Esophageal intramural pseudodiverticulosis.

Abstract

Esophageal intramural pseudodiverticulosis (EIPD) is a disease of unknown pathogenesis characterized by usually systemic, cystic dilatation of the excretory ducts of esophageal submucosal glands. In this article, I review the epidemiology, clinical manifestations, endoscopic findings, esophagographic findings, and histopathology of EIPD. I also discuss the etiology and possible pathogenesis of EIPD based on my experiences with this disease and a review of the literature. EIPD usually presents with dysphagia in middle-aged individuals. It is often complicated with secondary infections, most commonly candidiasis. On esophagography, EIPD is delineated as small, multiple, flask-shaped outward projections within the esophageal wall. In recent years, EIPD has been mainly diagnosed by endoscopic findings of multiple, localized, small mucosal depressions.

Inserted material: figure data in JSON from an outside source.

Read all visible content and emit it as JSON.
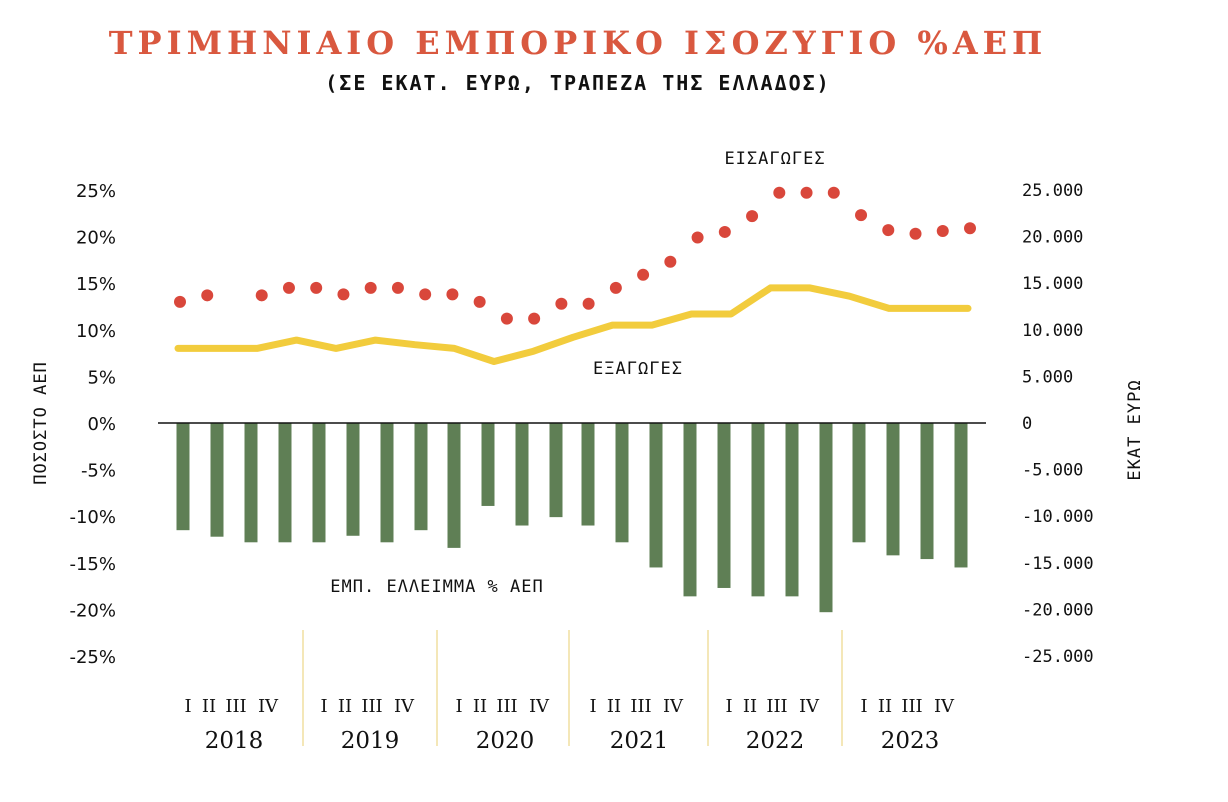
{
  "chart_data": {
    "type": "bar+line+scatter",
    "title": "ΤΡΙΜΗΝΙΑΙΟ ΕΜΠΟΡΙΚΟ ΙΣΟΖΥΓΙΟ %ΑΕΠ",
    "subtitle": "(ΣΕ ΕΚΑΤ. ΕΥΡΩ, ΤΡΑΠΕΖΑ ΤΗΣ ΕΛΛΑΔΟΣ)",
    "left_axis_label": "ΠΟΣΟΣΤΟ ΑΕΠ",
    "right_axis_label": "ΕΚΑΤ ΕΥΡΩ",
    "left_ticks": [
      "25%",
      "20%",
      "15%",
      "10%",
      "5%",
      "0%",
      "-5%",
      "-10%",
      "-15%",
      "-20%",
      "-25%"
    ],
    "right_ticks": [
      "25.000",
      "20.000",
      "15.000",
      "10.000",
      "5.000",
      "0",
      "-5.000",
      "-10.000",
      "-15.000",
      "-20.000",
      "-25.000"
    ],
    "left_ylim": [
      -25,
      25
    ],
    "right_ylim": [
      -25000,
      25000
    ],
    "years": [
      "2018",
      "2019",
      "2020",
      "2021",
      "2022",
      "2023"
    ],
    "quarters": [
      "I",
      "II",
      "III",
      "IV"
    ],
    "colors": {
      "imports": "#d9473b",
      "exports": "#f2cc3d",
      "deficit": "#5f7f55",
      "title": "#d9583f",
      "separator": "#f0dfa0"
    },
    "series": [
      {
        "name": "ΕΙΣΑΓΩΓΕΣ",
        "axis": "right",
        "style": "dots",
        "values": [
          13000,
          13700,
          null,
          13700,
          14500,
          14500,
          13800,
          14500,
          14500,
          13800,
          13800,
          13000,
          11200,
          11200,
          12800,
          12800,
          14500,
          15900,
          17300,
          19900,
          20500,
          22200,
          24700,
          24700,
          24700,
          22300,
          20700,
          20300,
          20600,
          20900
        ]
      },
      {
        "name": "ΕΞΑΓΩΓΕΣ",
        "axis": "right",
        "style": "line",
        "values": [
          8000,
          8000,
          8000,
          8900,
          8000,
          8900,
          8400,
          8000,
          6600,
          7700,
          9200,
          10500,
          10500,
          11700,
          11700,
          14500,
          14500,
          13600,
          12300,
          12300,
          12300
        ]
      },
      {
        "name": "ΕΜΠ. ΕΛΛΕΙΜΜΑ % ΑΕΠ",
        "axis": "left",
        "style": "bars",
        "values": [
          -11.5,
          -12.2,
          -12.8,
          -12.8,
          -12.8,
          -12.1,
          -12.8,
          -11.5,
          -13.4,
          -8.9,
          -11.0,
          -10.1,
          -11.0,
          -12.8,
          -15.5,
          -18.6,
          -17.7,
          -18.6,
          -18.6,
          -20.3,
          -12.8,
          -14.2,
          -14.6,
          -15.5
        ]
      }
    ],
    "annotations": [
      {
        "text": "ΕΙΣΑΓΩΓΕΣ",
        "series": "ΕΙΣΑΓΩΓΕΣ"
      },
      {
        "text": "ΕΞΑΓΩΓΕΣ",
        "series": "ΕΞΑΓΩΓΕΣ"
      },
      {
        "text": "ΕΜΠ. ΕΛΛΕΙΜΜΑ % ΑΕΠ",
        "series": "ΕΜΠ. ΕΛΛΕΙΜΜΑ % ΑΕΠ"
      }
    ]
  }
}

The orifices of the "pseudodiverticula" periodically open and close, and excrete mucus onto the mucosal surface. On histopathological examination, the luminal surface of dilated ducts in EIPD is covered by multilayered, hyperplastic epithelial cells, but myoepithelial cells in the glandular acini are well preserved. Treatment of EIPD is usually symptomatic therapy, and prevention of the infectious complications is important. The etiology and pathogenesis of EIPD are largely unknown, but functional abnormalities of autonomic nerve fibers innervating the esophageal glands likely play an important role, since the structures of the glands are basically preserved in this disease.